— Поначалу доктор держался, как обычно. Я даже подумал, что испугался зря, решив, что разоблачен. Он был дружелюбен, шутил, как будто ничего и не случилось.
Он видел меня лишь в свой монокль. Если же по какой-то причине стекляшки не было рядом, я для Штерна просто не существовал, потому доктор все то время, что мы провели вместе, с моноклем практически не расставался.
В тот вечер, когда Штерн привел меня в лабораторию, мы мало что успели обсудить. Я ожидал, что он скажет хоть полслова о появлении Вероники, Ники, о моем загадочном исчезновении, но он вел себя так, будто все это – совершенно рядовые события, которые не стоит даже особенно обсуждать.
А на утро мы занялись работой. Сразу после завтрака он отвёл меня в лабораторию и назадавал целую гору заданий, сказав лишь, что чем быстрее я справлюсь, тем скорее мы приступим к некому чрезвычайно важному эксперименту.
Желая не вызвать в тот день его недовольства, я работал вдвойне усердно.

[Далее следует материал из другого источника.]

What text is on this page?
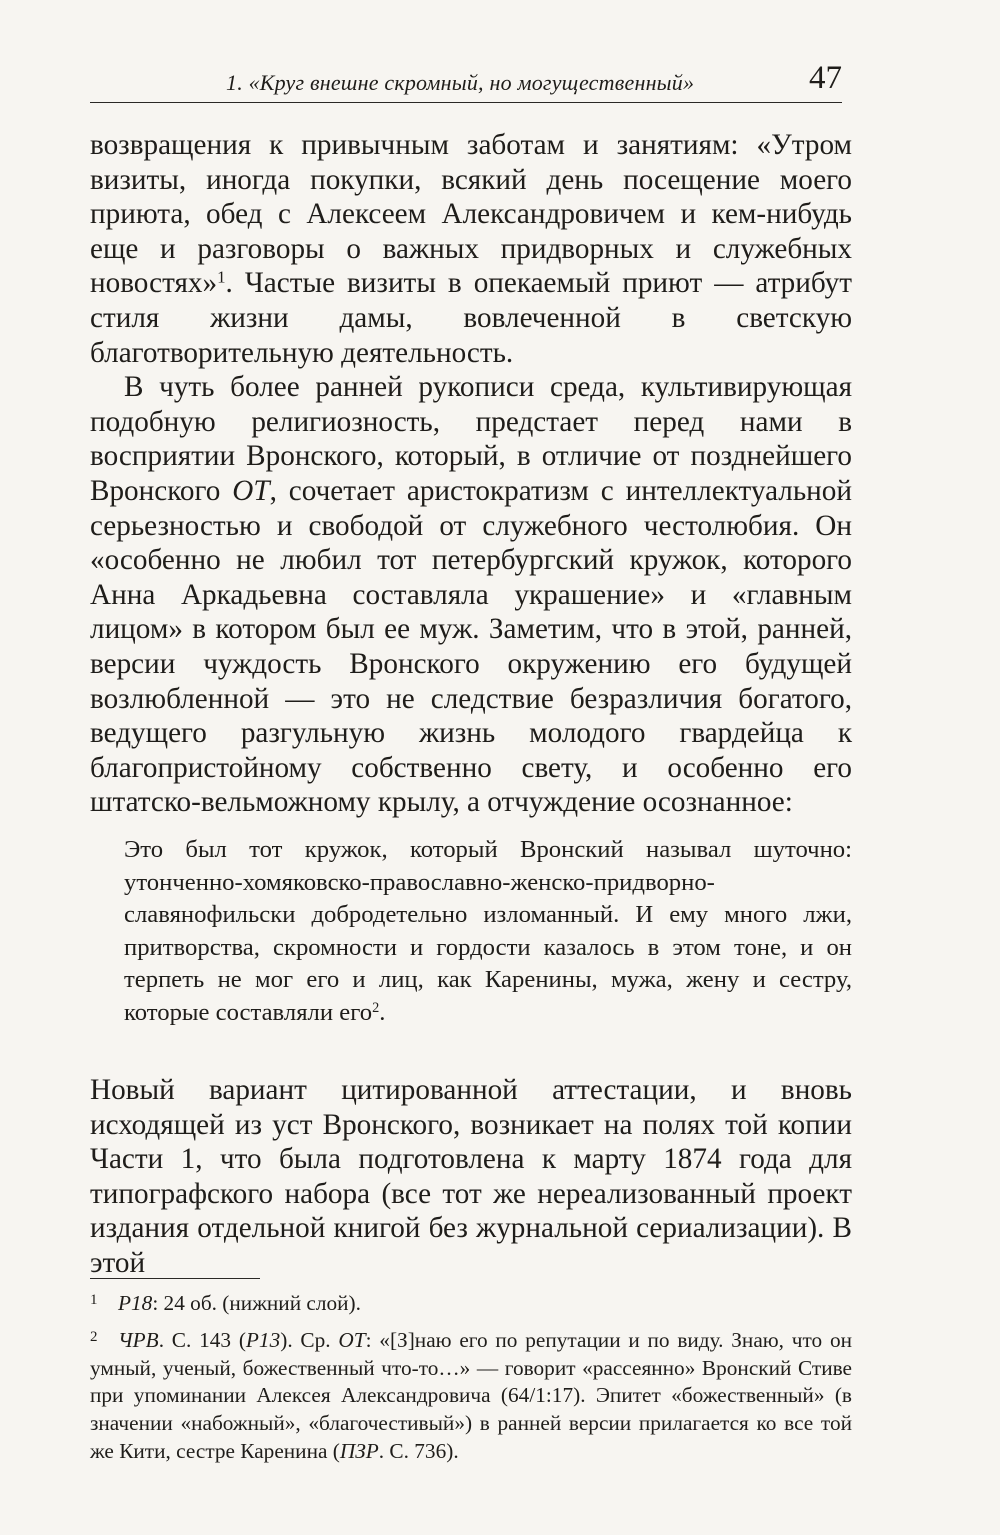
1. «Круг внешне скромный, но могущественный»	47

возвращения к привычным заботам и занятиям: «Утром визиты, иногда покупки, всякий день посещение моего приюта, обед с Алексеем Александровичем и кем-нибудь еще и разговоры о важных придворных и служебных новостях»$^1$. Частые визиты в опекаемый приют — атрибут стиля жизни дамы, вовлеченной в светскую благотворительную деятельность.

В чуть более ранней рукописи среда, культивирующая подобную религиозность, предстает перед нами в восприятии Вронского, который, в отличие от позднейшего Вронского ОТ, сочетает аристократизм с интеллектуальной серьезностью и свободой от служебного честолюбия. Он «особенно не любил тот петербургский кружок, которого Анна Аркадьевна составляла украшение» и «главным лицом» в котором был ее муж. Заметим, что в этой, ранней, версии чуждость Вронского окружению его будущей возлюбленной — это не следствие безразличия богатого, ведущего разгульную жизнь молодого гвардейца к благопристойному собственно свету, и особенно его штатско-вельможному крылу, а отчуждение осознанное:

Это был тот кружок, который Вронский называл шуточно: утонченно-хомяковско-православно-женско-придворно-славянофильски добродетельно изломанный. И ему много лжи, притворства, скромности и гордости казалось в этом тоне, и он терпеть не мог его и лиц, как Каренины, мужа, жену и сестру, которые составляли его$^2$.

Новый вариант цитированной аттестации, и вновь исходящей из уст Вронского, возникает на полях той копии Части 1, что была подготовлена к марту 1874 года для типографского набора (все тот же нереализованный проект издания отдельной книгой без журнальной сериализации). В этой

1 Р18: 24 об. (нижний слой).

2 ЧРВ. С. 143 (Р13). Ср. ОТ: «[З]наю его по репутации и по виду. Знаю, что он умный, ученый, божественный что-то…» — говорит «рассеянно» Вронский Стиве при упоминании Алексея Александровича (64/1:17). Эпитет «божественный» (в значении «набожный», «благочестивый») в ранней версии прилагается ко все той же Кити, сестре Каренина (ПЗР. С. 736).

Штерн тоже трудился, закатав рукава, с такой сосредоточенностью, что я заметил выступившие от напряжения на его лбу крохотные капельки пота, которые он, увлекшись, даже не замечал.
К середине дня уже хотелось сделать перерыв, хотя бы умыться и перекусить, но Штерн и не думал отвлекаться, а от моих просьб выйти на несколько минут размять ноги досадливо отмахивался.
Когда я уже, потеряв терпение, заявил, что ухожу и вернусь, когда проветрюсь, доктор наконец нехотя оторвался от микроскопа, в котором до того момента со всем вниманием изучал неизвестный мне порошок.
"Погоди, Мишель, — проговорил он, — сейчас тебе выходить не следует. Нам необходимо кое-что обсудить."
Это было уже хоть что-то, поэтому я, кивнув, вернулся на свое место.
Только теперь я заметил, что за сосредоточенностью и торопливой работой доктора Штерна таилось нечто, что он пытался от меня скрыть. Волнение. Глаза доктора беспрестанно бегали, голос то и дело срывался на визг, движения были лихорадочными: он постоянно потирал то нос, то руки, совал кисти в карманы и снова их доставал. Теперь я видел, что он не мог найти себе места!
Видя мой требовательный взгляд, доктор заговорил:
"Ты должен осознать, друг мой, что наконец наступил момент, ради которого мы с тобой трудились вот уже столько месяцев, а я-то и вовсе многие годы. — Доктор пожевал губами, словно бы в некотором сомнении, а затем продолжил: — Девочка, что вчера была в вашем доме, тебе известно, кто она?"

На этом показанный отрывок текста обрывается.